In this project, we analyze the prevalence of hate speech on German Twitter using techniques such as natural language processing and network analysis. We will analyze and quantify the effect of the German Network Enforcement Act (NetzDG) on hate speech on Twitter, as well as consider recent changes, such as the takeover of Twitter by Elon Musk.
Project duration: 2023–2025
Funded by: German Foundation for Peace Research
Academic Partners: ZEW, Erasmus Universit Rotterdam
TEAMING.AI will develop a software platform for human-AI teaming. The main developed technologies are dedicated to the Knowledge Graph Engine, the TEAMING.AI Engine and mechanisms for exploiting the underlying knowledge graph for constraint checking and mining for recommendations, in a dynamic setting. The conceptualisation of human-AI teaming by means of a knowledge graph for modelling teaming interdependencies, skills, tasks and workflows is at the heart of the project, complemented by rule-based techniques for checking consistency and more advanced relational machine learning techniques for on-going evaluation.
Project duration: 2021–2024
Funded by: European Commission
Academic Partners: TU Dublin, WU Vienna, IDEKO, Profactor, Software Competence Center Hagenberg
Within the context of the research program for the public welfare-oriented use of artificial intelligence (AI), the project “Kartellrechtskonforme KI (KarekoKI)” (~competition law-compliant AI) is being implemented as a collaborative effort between the Chair of Public Law, Regulatory Law and Tax Law as well as the Chair of Data Sciene. With the help of a market simulation, which is supported by AI-controlled agents as well as data gained from online shops, a legal framework and strategies for the technical prevention of AI-based price fixing are to be developed.
Project duration: 2020- 2023
Overall budget: 383.000 EUR
Funded by: BW Stiftung
Within the context of the research program for responsible artificial intelligence, the goal of the interdisciplinary ReNewRS project is to investigate the effects of news recommender systems on social polarization processes, political participation and prosocial behaviour, in a series of experimental studies. From the resulting empirical insights, guidelines for news recommender systems that enable a more balanced opinion formation will be derived.

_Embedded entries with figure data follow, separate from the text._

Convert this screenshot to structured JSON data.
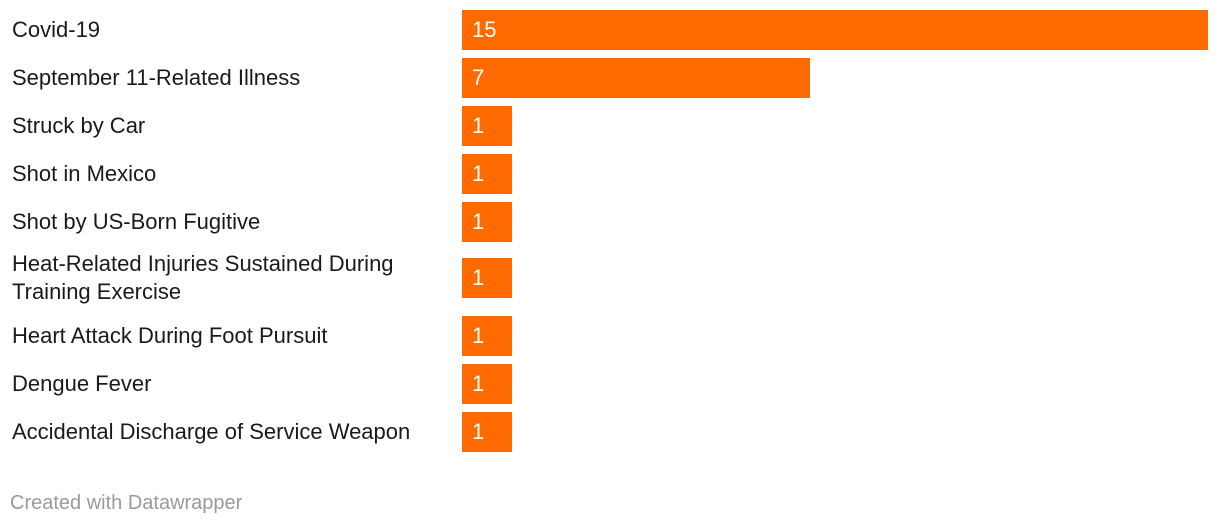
{
  "chart_data": {
    "type": "bar",
    "orientation": "horizontal",
    "categories": [
      "Covid-19",
      "September 11-Related Illness",
      "Struck by Car",
      "Shot in Mexico",
      "Shot by US-Born Fugitive",
      "Heat-Related Injuries Sustained During Training Exercise",
      "Heart Attack During Foot Pursuit",
      "Dengue Fever",
      "Accidental Discharge of Service Weapon"
    ],
    "values": [
      15,
      7,
      1,
      1,
      1,
      1,
      1,
      1,
      1
    ],
    "xlim": [
      0,
      15
    ],
    "bar_color": "#ff6a00",
    "data_labels": true,
    "grid": false
  },
  "footer": {
    "credit": "Created with Datawrapper"
  }
}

Project duration: 2020- 2022
Funded by: BW Stiftung
Partners: Institute for Media and Communication Studies (University of Mannheim), FIZ Karlsruhe, KIT Karlsruhe
Our society faces great economic and social challenges. There is widespread consensus that reforms are necessary to cope with these challenges. Yet, we experience that reform initiatives are frequently delayed, compromised, or fail altogether. The multidisciplinary SFB 884 aims to provide scientific insights into success and failure of political reforms, determined by competing interests (Project Group A), contexts (Project Group B) and the political process of reform-making (Project Group C). As the core infrastructure, a data center will collect new data on these three dimensions. The DWS Group participates in the second phase of the SFB actively contributing to Project C4 “Measuring a common space and the dynamics of reform positions” and Z1 “Political Text Analysis Network”.
Duration: 2014 – 2021
Overall Budget: 10M EUR overall (500.000 EUR for our group)
Funded by: German Science Foundation (DFG)
Partners: School of Social Sciences and Department of Economics
In this JOIN-T project with the Language Technology Group of TU Darmstadt we aim at delivering new kinds of knowledge bases combining ontological information from large-scale knowledge bases (like Freebase, YAGO or DBpedia) with distributional semantic information encoded within large (i.e. web-scale) amounts of text.
Project duration: 2015 – 2018 (Phase 1) 2019 – 2021 (Phase 2)
Overall budget: 1M EUR (budget Mannheim: ~500.000 EUR)
Funded by: Deutsche Forschungsgemeinschaft (DFG)
The goal of the research project is to make information on the Web accessible in a Wikipedia-like form through a query-driven interaction paradigm. This research requires a combination of methods from information retrieval and automatic text understanding to provide the user with a synthesis of the information through summarization, sub-topic identification, and article organization.
Project duration: 2016 – 2019
Budget: 110.000 EUR
Funded by: Elite program for Post-Docs of the BW-Stiftung
The EXPLAIN project investigates methods to computationally analyze and validate arguments in order to
The project is part of the DFG-funded priority program Robust Argumentation Machines (RATIO).
Project duration: 2018–2021
Funded by: German Science Foundation (DFG)
Partners: Chair of Computational Linguistics, Heidelberg University.